Laura Mulvey, Female Objectification and Role of Women in Mainstream Bollywood Cinema

Namrota Purakayastha

 

Laura Mulvey in her 1975 essay ‘Visual Pleasure and Narrative Cinema’ talks extensively about how the role of women in mainstream Hollywood films as belonging to an extra-diegetic space, i.e., belonging out of the narrative of the film, the narrative being carried on solely by male protagonists. This statement very rightly applies to Bollywood cinema where role of women is secondary, in the background supporting male characters, and item songs hold a big part in promotion of the film.

According to Mulvey, the presence of female characters, especially in item numbers, works against the narrative of the film, offering the cisgender heterosexual male audience (henceforth referred to as just ‘male’), a break from the intensity of the story until the song ends, and the story picks up after that, the story being of and for the male hero, with whom the said audience identifies.

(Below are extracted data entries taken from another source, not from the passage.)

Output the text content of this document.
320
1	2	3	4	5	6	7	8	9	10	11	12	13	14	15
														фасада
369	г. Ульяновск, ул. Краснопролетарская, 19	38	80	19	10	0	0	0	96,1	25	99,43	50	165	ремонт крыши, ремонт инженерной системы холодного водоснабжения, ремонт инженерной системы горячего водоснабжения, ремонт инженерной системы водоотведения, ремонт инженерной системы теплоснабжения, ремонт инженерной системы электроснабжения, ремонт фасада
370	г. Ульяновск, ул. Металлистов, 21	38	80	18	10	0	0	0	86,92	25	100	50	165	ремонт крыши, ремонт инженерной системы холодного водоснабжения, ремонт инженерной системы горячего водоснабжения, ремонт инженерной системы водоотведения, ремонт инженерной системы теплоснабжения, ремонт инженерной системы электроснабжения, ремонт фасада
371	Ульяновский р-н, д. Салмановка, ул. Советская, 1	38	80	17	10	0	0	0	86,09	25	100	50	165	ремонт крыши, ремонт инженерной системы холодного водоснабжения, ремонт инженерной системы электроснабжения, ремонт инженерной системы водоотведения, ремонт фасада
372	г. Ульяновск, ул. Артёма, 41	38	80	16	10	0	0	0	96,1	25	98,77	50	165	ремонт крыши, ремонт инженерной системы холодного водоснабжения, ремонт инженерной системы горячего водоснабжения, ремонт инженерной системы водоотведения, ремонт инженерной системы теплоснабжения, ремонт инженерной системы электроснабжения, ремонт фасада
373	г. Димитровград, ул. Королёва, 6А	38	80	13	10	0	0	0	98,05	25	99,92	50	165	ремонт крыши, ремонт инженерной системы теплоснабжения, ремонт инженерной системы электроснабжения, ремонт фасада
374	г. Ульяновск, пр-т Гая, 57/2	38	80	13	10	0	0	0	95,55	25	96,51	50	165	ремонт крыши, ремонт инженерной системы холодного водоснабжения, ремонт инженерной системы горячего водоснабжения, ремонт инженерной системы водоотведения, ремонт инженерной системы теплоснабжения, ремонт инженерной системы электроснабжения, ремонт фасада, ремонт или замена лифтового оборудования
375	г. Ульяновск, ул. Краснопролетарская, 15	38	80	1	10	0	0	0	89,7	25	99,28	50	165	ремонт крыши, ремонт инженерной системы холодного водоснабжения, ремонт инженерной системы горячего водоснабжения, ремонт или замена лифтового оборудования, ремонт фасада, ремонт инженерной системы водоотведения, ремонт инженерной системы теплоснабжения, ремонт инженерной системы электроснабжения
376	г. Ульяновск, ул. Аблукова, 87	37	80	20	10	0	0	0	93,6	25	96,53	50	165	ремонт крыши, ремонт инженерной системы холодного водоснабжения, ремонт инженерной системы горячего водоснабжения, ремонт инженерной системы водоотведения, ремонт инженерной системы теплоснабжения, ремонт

To the common Indian, erotic scenes from movies act as the primary and easiest access to sex education, other than pornography. In recent years, Bollywood cinema dutifully depends on success of item songs, and this success depends solely on the hyper-sexualization of the female figure, the performer’s “raunchy movements” 1 , promotion of violent display of male heterosexual desire, and the woman’s position of powerlessness — a commodity who enjoys being objectified. This objectification begins with the term itself: ‘item’. It has several vulgar connotations, and they mostly surround a woman’s sexual appeal. Item song titles used words like “Chikni”, “Jalebi”, which reinstates this point.

Songs such as these help construct the idea of women as just tools for entertaining unrealistic male fantasies, locating them in purely male narratives, the women acting as machinery to provide “relief” until the other carries on with their story. “Chikni Chameli” is a number from the movie Agneepath starring Hritik Roshan and Sanjay Dutt. In this song sequence, we see Katrina Kaif (as Chikni Chameli) actively performing erotic scenes to get the attention of the protagonist. From the point the male hero arrives at the scene of the performance to the end of the song, there is little to no plot development; rather, the performance seemed to be interrupting and distracting the conversation between the two male heroes, that is, working against the “flow of the diegesis” of the film—

“…her visual presence tends to work against the development of a story-line, to freeze

the flow of action in moments of erotic contemplation.”

However, this said female performer is supposed to entertain two sets of audience: inside the screen, and outside the screen. She is a spectacle for either side. In this space, she is a woman without a landscape. She is a “cut-out”, a two-dimensional figure without a background, story, or identity. She is cut from a landscape and displayed for an erotic transaction. She does not belong, nor stay — she disappears from the chronicle, stops existing in the primary line of plot. This is not just the case with item numbers but also with female characters in mainstream Bollywood movies. The female protagonist exists as a function for the real hero.

In the movie Agneepath, Kaali Gawde (played by Priyanka Chopra) exists concerning Vijay Chauhan (played by Roshan), and nothing else. She could be replaced by anyone without disturbing the main narrative carried on by the male heroes. In mainstream Bollywood, the role of the female character is relational, functional and dispensable. She belongs outside the diegesis, mostly providing viewers with pleasantness by a form curated as per male notions of sexual appeal. She is there to be looked upon, and deliver visual pleasure on either side of the screen. As Budd Boetticher rightly puts it:

“What counts is what the heroine provokes, or rather what she represents. She is the one, or rather the love or fear she inspires in the hero, or else the concern he feels for her, who makes him act the way he does. In herself the woman has not the slightest importance.”

CITATIONS

  1. Jha, C., 2017. Sexism through Song: A Feminist Analysis of Bollywood Item

Songs. Feminist Spaces, 3(1), pp.25-30.

  1. Mulvey, L., 1975. Visual Pleasure and Narrative Cinema. Screen.